To do that we have to run two operations.
- First. We filter the countries included in a list.
- Second. For some countries the values per day reflect observations per province. We are only interested in the observations per country and day. We aggregate the confirmed cases and fatalities columns for every country in the same day.
# sample of countries to study
chosen = ['Spain', 'Iran', 'Singapore', 'France', 'United Kingdom']
# 1) Filter rows which country is in the list 2) group by country and date and finally sum the result
sample = data[data.Country_Region.isin(chosen)].groupby(['Date','Country_Region'], as_index=False,).sum()
sample
Date | Country_Region | Id | ConfirmedCases | Fatalities | |
---|---|---|---|---|---|
0 | 2020-01-22 | France | 112510 | 0.0 | 0.0 |
1 | 2020-01-22 | Iran | 13601 | 0.0 | 0.0 |
2 | 2020-01-22 | Singapore | 20401 | 0.0 | 0.0 |
3 | 2020-01-22 | Spain | 20901 | 0.0 | 0.0 |
4 | 2020-01-22 | United Kingdom | 198807 | 0.0 | 0.0 |
... | ... | ... | ... | ... | ... |
315 | 2020-03-25 | France | 113140 | 25600.0 | 1333.0 |
316 | 2020-03-25 | Iran | 13664 | 27017.0 | 2077.0 |
317 | 2020-03-25 | Singapore | 20464 | 631.0 | 2.0 |
318 | 2020-03-25 | Spain | 20964 | 49515.0 | 3647.0 |
319 | 2020-03-25 | United Kingdom | 199248 | 9640.0 | 466.0 |
320 rows × 5 columns
# As a sanity check we are going to check that the previous operation was correct.
# Lets check how many confirmed cases France had on 2020-03-24
france = data[(data.Country_Region=='France') & (data.Date=='2020-03-24')]
print('These are the values for France on 2020-03-24 before running the aggregation')
display(france)
print('Total number of confirmed cases: ', france.ConfirmedCases.sum())
print('And this is the aggregation we obtained')
sample[(sample.Country_Region=='France') & (sample.Date=='2020-03-24')]
These are the values for France on 2020-03-24 before running the aggregation
Id | Country_Region | Province_State | Date | ConfirmedCases | Fatalities | |
---|---|---|---|---|---|---|
6974 | 10863 | France | French Guiana | 2020-03-24 | 23.0 | 0.0 |
7038 | 10963 | France | French Polynesia | 2020-03-24 | 25.0 | 0.0 |
7102 | 11063 | France | Guadeloupe | 2020-03-24 | 62.0 | 1.0 |
7166 | 11163 | France | Martinique | 2020-03-24 | 57.0 | 1.0 |
7230 | 11263 | France | Mayotte | 2020-03-24 | 36.0 | 0.0 |
7294 | 11363 | France | New Caledonia | 2020-03-24 | 10.0 | 0.0 |
7358 | 11463 | France | Reunion | 2020-03-24 | 94.0 | 0.0 |
7422 | 11563 | France | Saint Barthelemy | 2020-03-24 | 3.0 | 0.0 |
7486 | 11663 | France | St Martin | 2020-03-24 | 8.0 | 0.0 |
7550 | 11763 | France | NaN | 2020-03-24 | 22304.0 | 1100.0 |
Total number of confirmed cases: 22622.0
And this is the aggregation we obtained
Date | Country_Region | Id | ConfirmedCases | Fatalities | |
---|---|---|---|---|---|
310 | 2020-03-24 | France | 113130 | 22622.0 | 1102.0 |
We have manually checked that the values we obtained after aggregation are correct. Now we are going to plot a comparison of these values per country.

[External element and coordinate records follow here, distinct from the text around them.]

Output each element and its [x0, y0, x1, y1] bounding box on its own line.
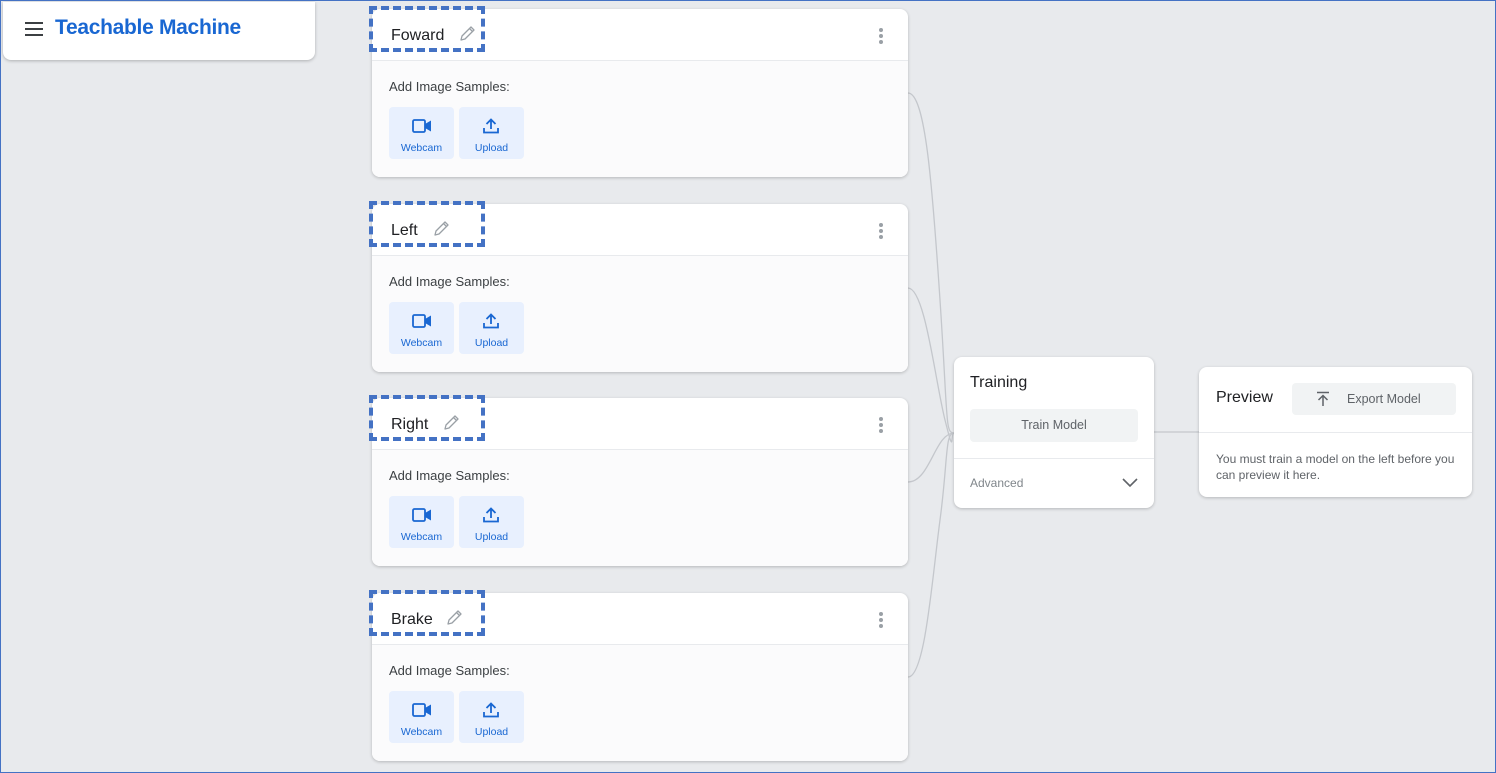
- training-divider: [954, 458, 1154, 459]
- advanced-toggle[interactable]: Advanced: [970, 476, 1023, 490]
- export-model-button[interactable]: Export Model: [1292, 383, 1456, 415]
- upload-arrow-icon: [483, 313, 499, 329]
- kebab-menu-icon[interactable]: [874, 416, 888, 434]
- class-card: Foward Add Image Samples: Webcam Upload: [369, 6, 908, 177]
- pencil-icon[interactable]: [445, 609, 463, 627]
- video-camera-icon: [412, 119, 431, 133]
- export-model-label: Export Model: [1347, 392, 1421, 406]
- class-name[interactable]: Foward: [391, 27, 444, 45]
- webcam-label: Webcam: [400, 531, 443, 543]
- webcam-label: Webcam: [400, 142, 443, 154]
- preview-title: Preview: [1216, 389, 1273, 406]
- pencil-icon[interactable]: [442, 414, 460, 432]
- upload-arrow-icon: [483, 118, 499, 134]
- preview-message: You must train a model on the left befor…: [1216, 452, 1455, 482]
- train-model-button[interactable]: Train Model: [970, 409, 1138, 442]
- samples-area: Add Image Samples: Webcam Upload: [372, 256, 908, 372]
- export-arrow-icon: [1317, 391, 1329, 406]
- training-card: Training Train Model Advanced: [954, 357, 1154, 508]
- pencil-icon[interactable]: [432, 220, 450, 238]
- upload-label: Upload: [474, 142, 509, 154]
- webcam-button[interactable]: Webcam: [389, 691, 454, 743]
- upload-button[interactable]: Upload: [459, 691, 524, 743]
- upload-button[interactable]: Upload: [459, 302, 524, 354]
- upload-label: Upload: [474, 726, 509, 738]
- samples-label: Add Image Samples:: [389, 663, 510, 678]
- kebab-menu-icon[interactable]: [874, 27, 888, 45]
- preview-divider: [1199, 432, 1472, 433]
- webcam-button[interactable]: Webcam: [389, 496, 454, 548]
- preview-card: Preview Export Model You must train a mo…: [1199, 367, 1472, 497]
- video-camera-icon: [412, 314, 431, 328]
- samples-label: Add Image Samples:: [389, 79, 510, 94]
- webcam-label: Webcam: [400, 726, 443, 738]
- webcam-button[interactable]: Webcam: [389, 302, 454, 354]
- class-card: Left Add Image Samples: Webcam Upload: [369, 201, 908, 372]
- class-name[interactable]: Left: [391, 222, 418, 240]
- training-title: Training: [970, 374, 1028, 391]
- samples-label: Add Image Samples:: [389, 468, 510, 483]
- webcam-button[interactable]: Webcam: [389, 107, 454, 159]
- upload-label: Upload: [474, 531, 509, 543]
- video-camera-icon: [412, 703, 431, 717]
- webcam-label: Webcam: [400, 337, 443, 349]
- upload-arrow-icon: [483, 507, 499, 523]
- chevron-down-icon[interactable]: [1122, 478, 1138, 488]
- samples-area: Add Image Samples: Webcam Upload: [372, 645, 908, 761]
- upload-button[interactable]: Upload: [459, 107, 524, 159]
- upload-arrow-icon: [483, 702, 499, 718]
- video-camera-icon: [412, 508, 431, 522]
- class-card-header: Foward: [369, 6, 908, 61]
- highlight-box: [369, 201, 485, 247]
- class-card-header: Right: [369, 395, 908, 450]
- kebab-menu-icon[interactable]: [874, 611, 888, 629]
- samples-area: Add Image Samples: Webcam Upload: [372, 450, 908, 566]
- samples-area: Add Image Samples: Webcam Upload: [372, 61, 908, 177]
- samples-label: Add Image Samples:: [389, 274, 510, 289]
- class-name[interactable]: Brake: [391, 611, 433, 629]
- pencil-icon[interactable]: [458, 25, 476, 43]
- class-name[interactable]: Right: [391, 416, 428, 434]
- class-card: Brake Add Image Samples: Webcam Upload: [369, 590, 908, 761]
- class-card-header: Left: [369, 201, 908, 256]
- class-card-header: Brake: [369, 590, 908, 645]
- upload-button[interactable]: Upload: [459, 496, 524, 548]
- upload-label: Upload: [474, 337, 509, 349]
- kebab-menu-icon[interactable]: [874, 222, 888, 240]
- class-card: Right Add Image Samples: Webcam Upload: [369, 395, 908, 566]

# remember to transform the date timestamp
sample.Date = sample.Date.apply(lambda x : mdates.datestr2num(x))
# Confirmed cases
sns.relplot(x='Date',y='ConfirmedCases', col='Country_Region', hue='Country_Region', col_wrap=2, data=sample,kind='line',)
pyplot.gca().xaxis.set_major_formatter(mdates.DateFormatter('%Y-%m-%d'))
pyplot.gca().xaxis.set_major_locator(mdates.DayLocator(interval=5))
pyplot.gcf().autofmt_xdate()
# Fatalities
sns.relplot(x='Date',y='Fatalities', col='Country_Region', hue='Country_Region', col_wrap=2, data=sample,kind='line',)
pyplot.gca().xaxis.set_major_formatter(mdates.DateFormatter('%Y-%m-%d'))
pyplot.gca().xaxis.set_major_locator(mdates.DayLocator(interval=5))
pyplot.gcf().autofmt_xdate()
Additionally, we can compare all the timelines in the same plot.
sns.relplot(x='Date',y='ConfirmedCases', hue='Country_Region', data=sample,kind='line',)
pyplot.gca().xaxis.set_major_formatter(mdates.DateFormatter('%Y-%m-%d'))
pyplot.gca().xaxis.set_major_locator(mdates.DayLocator(interval=5))
pyplot.gcf().autofmt_xdate()
sns.relplot(x='Date',y='Fatalities', hue='Country_Region', data=sample,kind='line',)
pyplot.gca().xaxis.set_major_formatter(mdates.DateFormatter('%Y-%m-%d'))
pyplot.gca().xaxis.set_major_locator(mdates.DayLocator(interval=5))
pyplot.gcf().autofmt_xdate()
Conclusions#
In this notebook we have shown how we can use Python Matplotlib and Seaborn with Pandas to plot the time series corresponding to the Covid19 virus.